Sorbonne Universités, UPMC Univ Paris 06, INSERM U968, CNRS UMR 7210, Institut de la Vision, Paris, France.
CHNO des Quinze-Vingts, DHU Sight Restore, INSERM-DGOS CIC 1423, Paris, France.
Adv Exp Med Biol. 2018;1074:499-509. doi: 10.1007/978-3-319-75402-4_62.
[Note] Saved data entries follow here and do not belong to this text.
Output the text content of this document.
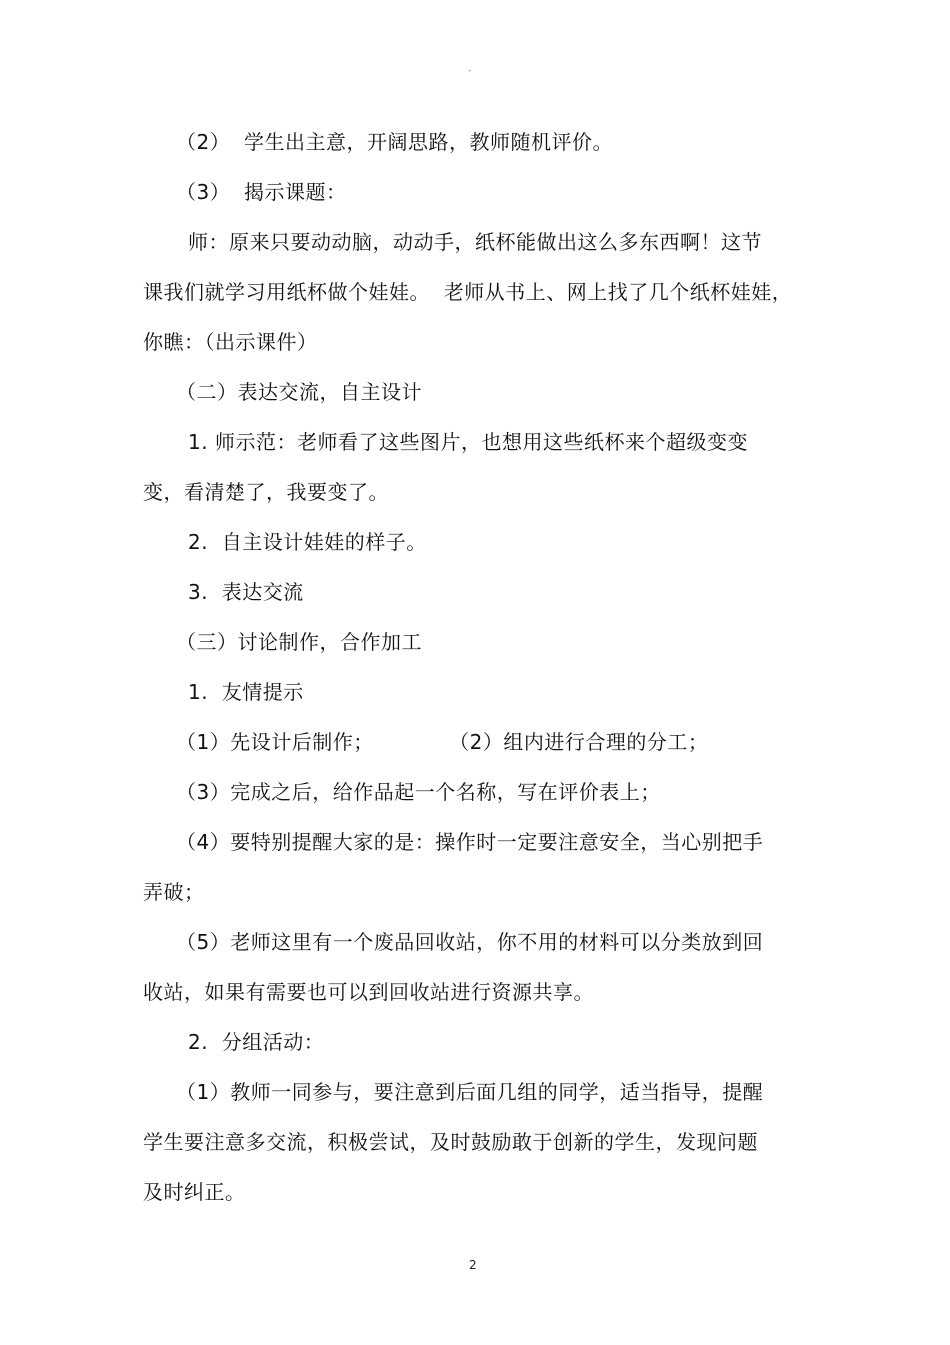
-
（2）  学生出主意，开阔思路，教师随机评价。
（3）  揭示课题：
师：原来只要动动脑，动动手，纸杯能做出这么多东西啊！这节
课我们就学习用纸杯做个娃娃。  老师从书上、网上找了几个纸杯娃娃，
你瞧：（出示课件）
（二）表达交流，自主设计
1. 师示范：老师看了这些图片，也想用这些纸杯来个超级变变
变，看清楚了，我要变了。
2.  自主设计娃娃的样子。
3.  表达交流
（三）讨论制作，合作加工
1.  友情提示
（1）先设计后制作；           （2）组内进行合理的分工；
（3）完成之后，给作品起一个名称，写在评价表上；
（4）要特别提醒大家的是：操作时一定要注意安全，当心别把手
弄破；
（5）老师这里有一个废品回收站，你不用的材料可以分类放到回
收站，如果有需要也可以到回收站进行资源共享。
2.  分组活动：
（1）教师一同参与，要注意到后面几组的同学，适当指导，提醒
学生要注意多交流，积极尝试，及时鼓励敢于创新的学生，发现问题
及时纠正。
2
Retinal degenerative diseases are a major cause of untreatable blindness due to a loss of photoreceptors. Recent advances in genetics and gene therapy for inherited retinal dystrophies (IRDs) showed that therapeutic gene transfer holds a great promise for vision restoration in people with currently incurable blinding diseases. Due to the huge genetic heterogeneity of IRDs that represents a major obstacle for gene therapy development, alternative therapeutic approaches are needed. This review focuses on the rescue of cone function as a therapeutic option for maintaining central vision in rod-cone dystrophies. It highlights recent developments in better understanding the mechanisms of action of the trophic factor RdCVF and its potential as a sight-saving therapeutic strategy.
视网膜退行性疾病是造成不可治疗性失明的主要原因,其原因是光感受器的丧失。最近在遗传性视网膜营养不良(IRDs)的遗传学和基因治疗方面的进展表明,治疗性基因转移为目前无法治愈的致盲性疾病患者的视力恢复带来了巨大的希望。由于 IRDs 的遗传异质性巨大,这是基因治疗发展的主要障碍,因此需要替代的治疗方法。本综述重点介绍了作为挽救视锥细胞功能的治疗选择,以维持杆锥细胞营养不良患者的中心视力。它强调了最近在更好地理解神经营养因子 RdCVF 的作用机制及其作为一种挽救视力的治疗策略的潜力方面的进展。